Esta semana, para o i:
A privacidade, enquanto ideia, valor ou direito, está em perigo. O Estado social, para funcionar, interfere cada vez mais na vida dos cidadãos em busca de informação, em nome do cumprimento eficaz das suas funções. Mas a tendência intrusiva é acompanhada por algumas empresas do setor privado (como o Facebook, por exemplo) que, como ficámos a saber depois das revelações de Edward Snowden em 2013, assumiram a tarefa de espiar a vida das pessoas, as suas deslocações, as suas preferências pessoais e suas comunicações. Mesmo aplicações insuspeitas como o Pokémon GO têm sido discutidas por força do tipo de informação que recolhem sobre o utilizador e que se traduz num poder significativo a quem a ela aceda, vulnerabilizando a posição do jogador.
Em Portugal, o governo tem supinamente embarcado nesta tendência destrutiva de uma conquista civilizacional e democrática com mais de 200 anos, menosprezando a rigorosa proteção que os dados pessoais merecem, sobretudo à luz dos desenvolvimentos ao nível da União Europeia que culminaram com a aprovação, há alguns meses, de um pacote legislativo amplamente discutido e com um impacto económico ainda desprezado em Portugal.
No início de agosto, aproveitando a anestesia e o entorpecimento mental das férias, os consulados passaram a facultar dados pessoais dos emigrantes a terceiros. A Comissão Nacional de Proteção de Dados (CNPD) manifestou-se contra. Alguns dias depois, o governo pretendia facilitar o acesso e o controlo da Autoridade Tributária a dados pessoais de natureza sensível: o número da conta, o saldo e o valor anual final existente em dado momento. Esta ingerência, por muito que se procure fundamentar com o combate à corrupção e à perseguição dos mais ricos, é excessiva por autorizar de forma generalizada o acesso a dados pessoais sensíveis de todos os portugueses, sem qualquer diferenciação, limitação ou exceção em função do objetivo prosseguido. O que o governo pretendia era implementar uma vigilância generalizada e em larga escala que, como a CNPD conclui, é desproporcional e inconstitucional.

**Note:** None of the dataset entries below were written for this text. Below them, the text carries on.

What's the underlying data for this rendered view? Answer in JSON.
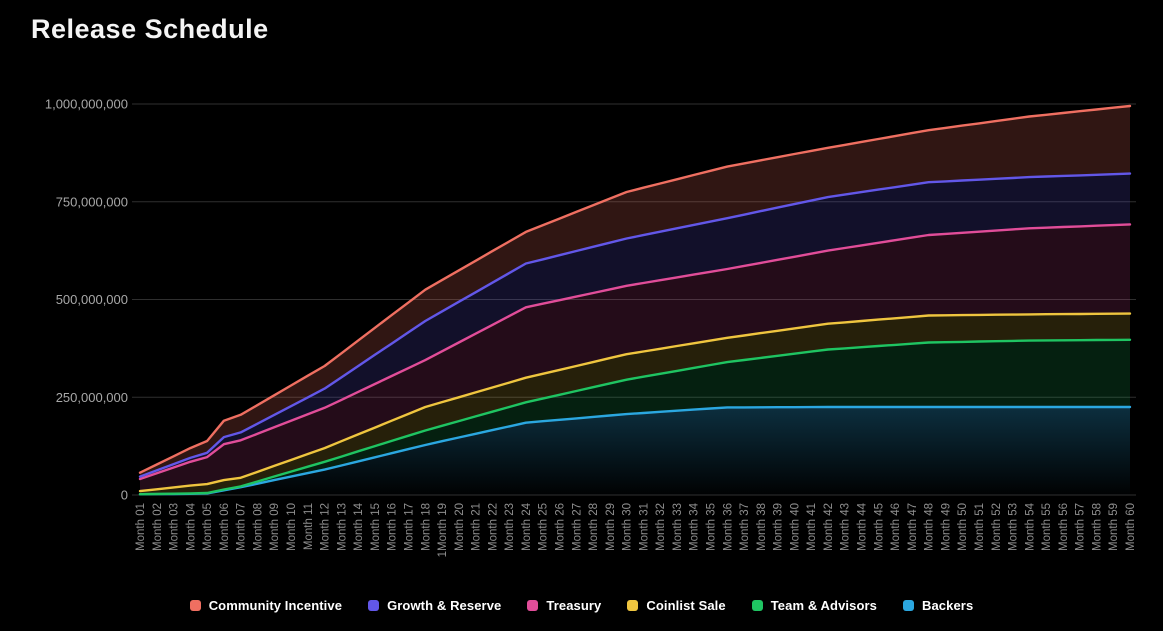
{
  "page": {
    "background": "#000000"
  },
  "header": {
    "title": "Release Schedule"
  },
  "chart_data": {
    "type": "area",
    "title": "Release Schedule",
    "stacked_cumulative": true,
    "note": "Lines are cumulative stacked release totals (tokens); values estimated from gridlines",
    "grid": "horizontal",
    "legend_position": "bottom",
    "y_max": 1000000000,
    "y_tick_values": [
      0,
      250000000,
      500000000,
      750000000,
      1000000000
    ],
    "y_tick_labels": [
      "0",
      "250,000,000",
      "500,000,000",
      "750,000,000",
      "1,000,000,000"
    ],
    "x_categories": [
      "Month 01",
      "Month 02",
      "Month 03",
      "Month 04",
      "Month 05",
      "Month 06",
      "Month 07",
      "Month 08",
      "Month 09",
      "Month 10",
      "Month 11",
      "Month 12",
      "Month 13",
      "Month 14",
      "Month 15",
      "Month 16",
      "Month 17",
      "Month 18",
      "1Month 19",
      "Month 20",
      "Month 21",
      "Month 22",
      "Month 23",
      "Month 24",
      "Month 25",
      "Month 26",
      "Month 27",
      "Month 28",
      "Month 29",
      "Month 30",
      "Month 31",
      "Month 32",
      "Month 33",
      "Month 34",
      "Month 35",
      "Month 36",
      "Month 37",
      "Month 38",
      "Month 39",
      "Month 40",
      "Month 41",
      "Month 42",
      "Month 43",
      "Month 44",
      "Month 45",
      "Month 46",
      "Month 47",
      "Month 48",
      "Month 49",
      "Month 50",
      "Month 51",
      "Month 52",
      "Month 53",
      "Month 54",
      "Month 55",
      "Month 56",
      "Month 57",
      "Month 58",
      "Month 59",
      "Month 60"
    ],
    "keypoint_months": [
      1,
      4,
      5,
      6,
      7,
      12,
      18,
      24,
      30,
      36,
      42,
      48,
      54,
      60
    ],
    "series": [
      {
        "name": "Community Incentive",
        "color": "#ef6f61",
        "fill_opacity": 0.2,
        "cumulative_values": [
          57000000,
          120000000,
          138000000,
          190000000,
          205000000,
          330000000,
          525000000,
          673000000,
          775000000,
          840000000,
          888000000,
          933000000,
          968000000,
          995000000
        ]
      },
      {
        "name": "Growth & Reserve",
        "color": "#6257e8",
        "fill_opacity": 0.18,
        "cumulative_values": [
          47000000,
          95000000,
          108000000,
          148000000,
          160000000,
          272000000,
          445000000,
          592000000,
          656000000,
          708000000,
          762000000,
          800000000,
          813000000,
          822000000
        ]
      },
      {
        "name": "Treasury",
        "color": "#e14d99",
        "fill_opacity": 0.16,
        "cumulative_values": [
          41000000,
          85000000,
          97000000,
          130000000,
          140000000,
          223000000,
          345000000,
          480000000,
          535000000,
          578000000,
          625000000,
          665000000,
          682000000,
          692000000
        ]
      },
      {
        "name": "Coinlist Sale",
        "color": "#efc53f",
        "fill_opacity": 0.16,
        "cumulative_values": [
          10000000,
          24000000,
          28000000,
          38000000,
          44000000,
          120000000,
          225000000,
          300000000,
          360000000,
          402000000,
          438000000,
          459000000,
          462000000,
          464000000
        ]
      },
      {
        "name": "Team & Advisors",
        "color": "#1fc462",
        "fill_opacity": 0.16,
        "cumulative_values": [
          2000000,
          4000000,
          5000000,
          14000000,
          22000000,
          85000000,
          165000000,
          237000000,
          295000000,
          340000000,
          372000000,
          390000000,
          395000000,
          397000000
        ]
      },
      {
        "name": "Backers",
        "color": "#2ba7e0",
        "fill_opacity": 0.28,
        "gradient_fill": true,
        "cumulative_values": [
          2000000,
          3000000,
          4000000,
          12000000,
          20000000,
          65000000,
          128000000,
          185000000,
          207000000,
          224000000,
          225000000,
          225000000,
          225000000,
          225000000
        ]
      }
    ],
    "style": {
      "gridline_color": "#2f2f2f",
      "y_label_color": "#a8a8a8",
      "x_label_color": "#8f8f8f",
      "line_width": 2.4
    }
  }
}
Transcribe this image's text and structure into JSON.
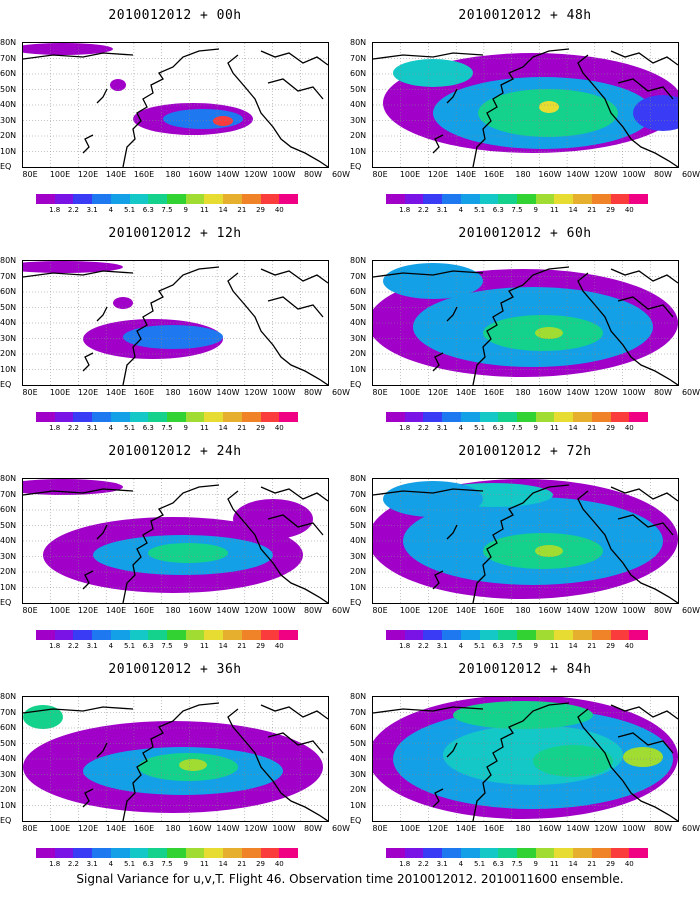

Aparentemente inocente, o acesso por parte do Estado a dados pessoais permite uma forma de monitorização ou de vigilância, designada por Roger Clarke como “dataveillance”, que consiste na observação não através de uns binóculos ou de uma câmara, mas através da recolha de factos e dados da vida dos cidadãos. Ainda que menos imediatos e talvez mais abstratos, os perigos para a liberdade individual e até para o livre desenvolvimento da personalidade não são muito distintos dos profetizados por Orwell ou por Bentham.